Legislatures have not been shy about exercising their prerogative to enact gun laws. Handguns are the most highly regulated consumer product in the United States. What other consumer product requires permission from the California Department of Justice for every purchase, and requires that buyers get put on a permanent government list for every purchase, pass a government-regulated safety class and undergo a "waiting period" of over two weeks to pick up the product?

Legislatures regularly enact statutes restricting liability of particular industries. The Colorado legislature limited ski area liability after a reckless skier won a multi-million dollar verdict, and ski areas were at risk of closing down. Also, Congress restricted shareholder class action suits to protect the high-tech industry from lawsuits. All over the country, teachers, health care workers and countless others are given various kinds of tort immunity, provided they comply with all laws, which Navegar did.

When constitutional rights are involved, courts have long recognized that tort suits can chill the exercise of rights. In New York Times v. Sullivan, the U.S. Supreme Court ruled that the press, being a First Amendment industry, is entitled to immunity in certain libel cases. The case arose out of an advertisement which was false and seriously harmed Sullivan's reputation.

Yet the court ruled that a limit was necessary to prevent First Amendment rights from being chilled.

Lawsuits filed over the last several years have chilled the exercise of Second Amendment rights. Orchestrated by gun prohibition organizations, the suits have driven companies out of business and raised the cost of firearms, thus impeding self-defense by poor people.

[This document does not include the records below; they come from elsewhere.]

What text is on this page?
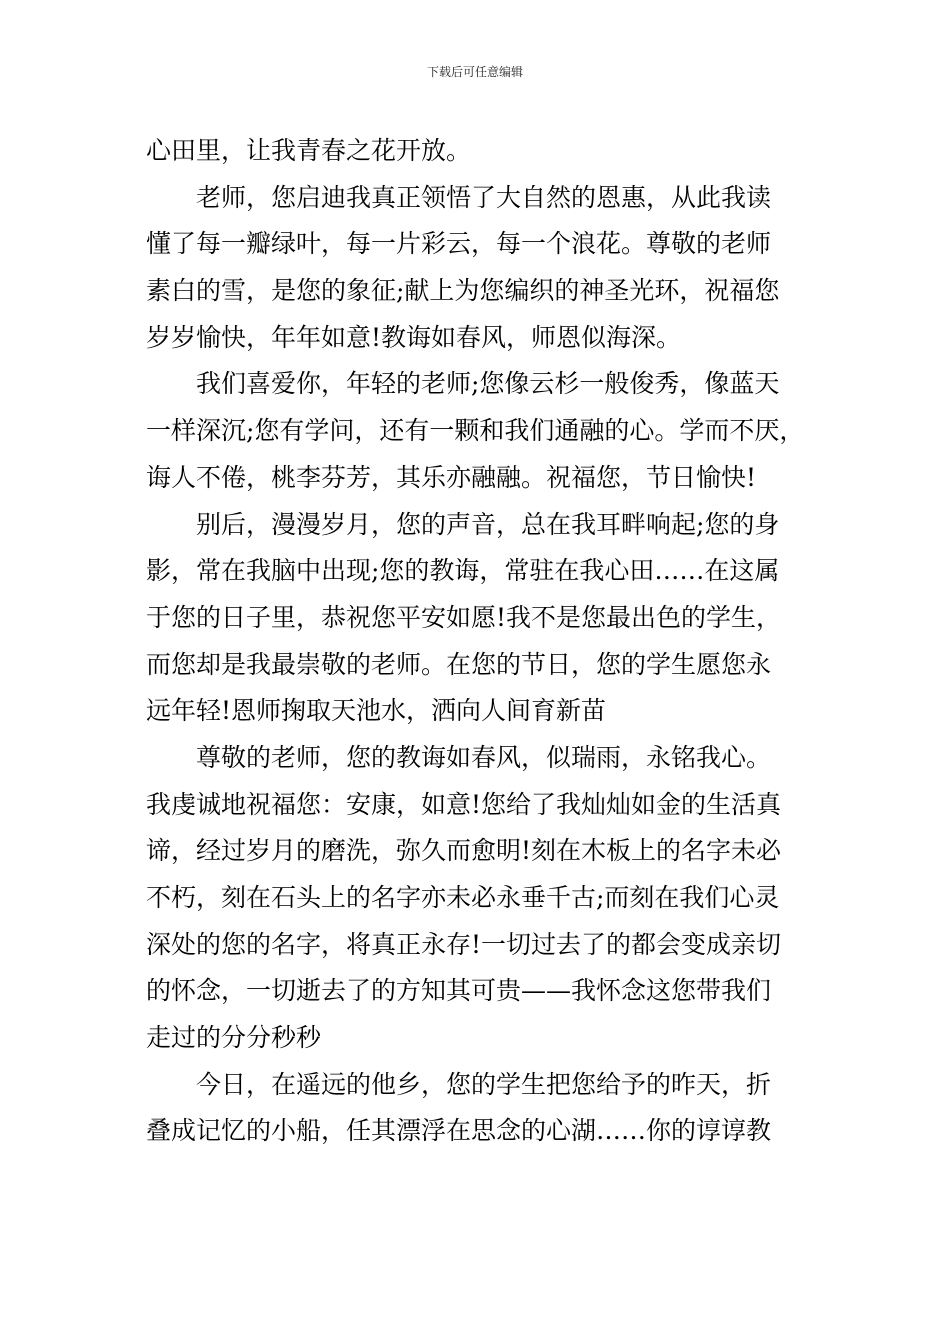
下载后可任意编辑
心田里，让我青春之花开放。
老师，您启迪我真正领悟了大自然的恩惠，从此我读
懂了每一瓣绿叶，每一片彩云，每一个浪花。尊敬的老师
素白的雪，是您的象征;献上为您编织的神圣光环，祝福您
岁岁愉快，年年如意!教诲如春风，师恩似海深。
我们喜爱你，年轻的老师;您像云杉一般俊秀，像蓝天
一样深沉;您有学问，还有一颗和我们通融的心。学而不厌，
诲人不倦，桃李芬芳，其乐亦融融。祝福您，节日愉快!
别后，漫漫岁月，您的声音，总在我耳畔响起;您的身
影，常在我脑中出现;您的教诲，常驻在我心田……在这属
于您的日子里，恭祝您平安如愿!我不是您最出色的学生，
而您却是我最崇敬的老师。在您的节日，您的学生愿您永
远年轻!恩师掬取天池水，洒向人间育新苗
尊敬的老师，您的教诲如春风，似瑞雨，永铭我心。
我虔诚地祝福您：安康，如意!您给了我灿灿如金的生活真
谛，经过岁月的磨洗，弥久而愈明!刻在木板上的名字未必
不朽，刻在石头上的名字亦未必永垂千古;而刻在我们心灵
深处的您的名字，将真正永存!一切过去了的都会变成亲切
的怀念，一切逝去了的方知其可贵——我怀念这您带我们
走过的分分秒秒
今日，在遥远的他乡，您的学生把您给予的昨天，折
叠成记忆的小船，任其漂浮在思念的心湖……你的谆谆教
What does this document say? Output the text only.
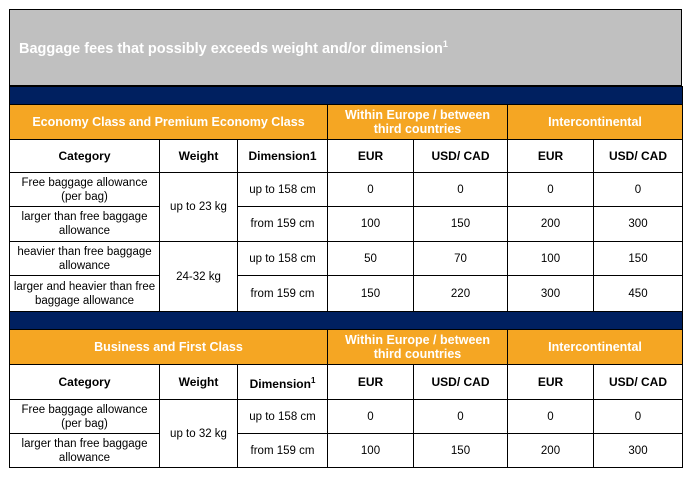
Baggage fees that possibly exceeds weight and/or dimension$^1$

Economy Class and Premium Economy Class			Within Europe / between third countries		Intercontinental	
Category	Weight	Dimension1	EUR	USD/ CAD	EUR	USD/ CAD
Free baggage allowance (per bag)	up to 23 kg	up to 158 cm	0	0	0	0
larger than free baggage allowance		from 159 cm	100	150	200	300
heavier than free baggage allowance	24-32 kg	up to 158 cm	50	70	100	150
larger and heavier than free baggage allowance		from 159 cm	150	220	300	450

Business and First Class			Within Europe / between third countries		Intercontinental	
Category	Weight	Dimension$^1$	EUR	USD/ CAD	EUR	USD/ CAD
Free baggage allowance (per bag)	up to 32 kg	up to 158 cm	0	0	0	0
larger than free baggage allowance		from 159 cm	100	150	200	300
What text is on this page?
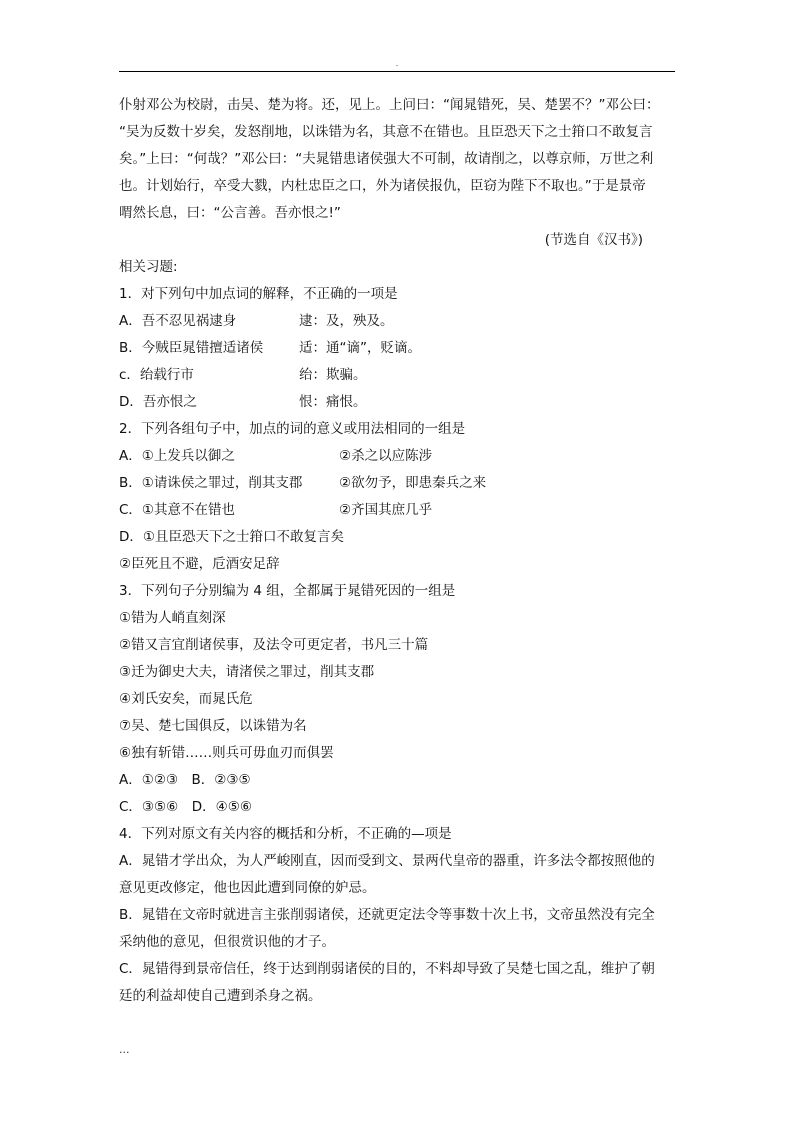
.
仆射邓公为校尉，击吴、楚为将。还，见上。上问曰：“闻晁错死，吴、楚罢不？”邓公曰：
“吴为反数十岁矣，发怒削地，以诛错为名，其意不在错也。且臣恐天下之士箝口不敢复言
矣。”上曰：“何哉？”邓公曰：“夫晁错患诸侯强大不可制，故请削之，以尊京师，万世之利
也。计划始行，卒受大戮，内杜忠臣之口，外为诸侯报仇，臣窃为陛下不取也。”于是景帝
喟然长息，曰：“公言善。吾亦恨之!”
(节选自《汉书》)
相关习题:
1．对下列句中加点词的解释，不正确的一项是
A．吾不忍见祸逮身	逮：及，殃及。
B．今贼臣晁错擅适诸侯	适：通“谪”，贬谪。
c．绐载行市	绐：欺骗。
D．吾亦恨之	恨：痛恨。
2．下列各组句子中，加点的词的意义或用法相同的一组是
A．①上发兵以御之	②杀之以应陈涉
B．①请诛侯之罪过，削其支郡	②欲勿予，即患秦兵之来
C．①其意不在错也	②齐国其庶几乎
D．①且臣恐天下之士箝口不敢复言矣
②臣死且不避，卮酒安足辞
3．下列句子分别编为 4 组，全都属于晁错死因的一组是
①错为人峭直刻深
②错又言宜削诸侯事，及法令可更定者，书凡三十篇
③迁为御史大夫，请渚侯之罪过，削其支郡
④刘氏安矣，而晁氏危
⑦吴、楚七国俱反，以诛错为名
⑥独有斩错……则兵可毋血刃而俱罢
A．①②③　B．②③⑤
C．③⑤⑥　D．④⑤⑥
4．下列对原文有关内容的概括和分析，不正确的—项是
A．晁错才学出众，为人严峻刚直，因而受到文、景两代皇帝的器重，许多法令都按照他的
意见更改修定，他也因此遭到同僚的妒忌。
B．晁错在文帝时就进言主张削弱诸侯，还就更定法令等事数十次上书，文帝虽然没有完全
采纳他的意见，但很赏识他的才子。
C．晁错得到景帝信任，终于达到削弱诸侯的目的，不料却导致了吴楚七国之乱，维护了朝
廷的利益却使自己遭到杀身之祸。
...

Of course, the California Supreme Court, with the exception of Justice Janice R. Brown, couldn't care less about Second Amendment rights. The fact that a 5-1 majority of the California court, like the unanimous seven judges of the (not exactly pro-gun) New York Court of Appeals, ruled against the anti-gun lawsuits shows that the suits were recognized not just as a threat to gun ownership, but to the essence of law-making in a democratic society.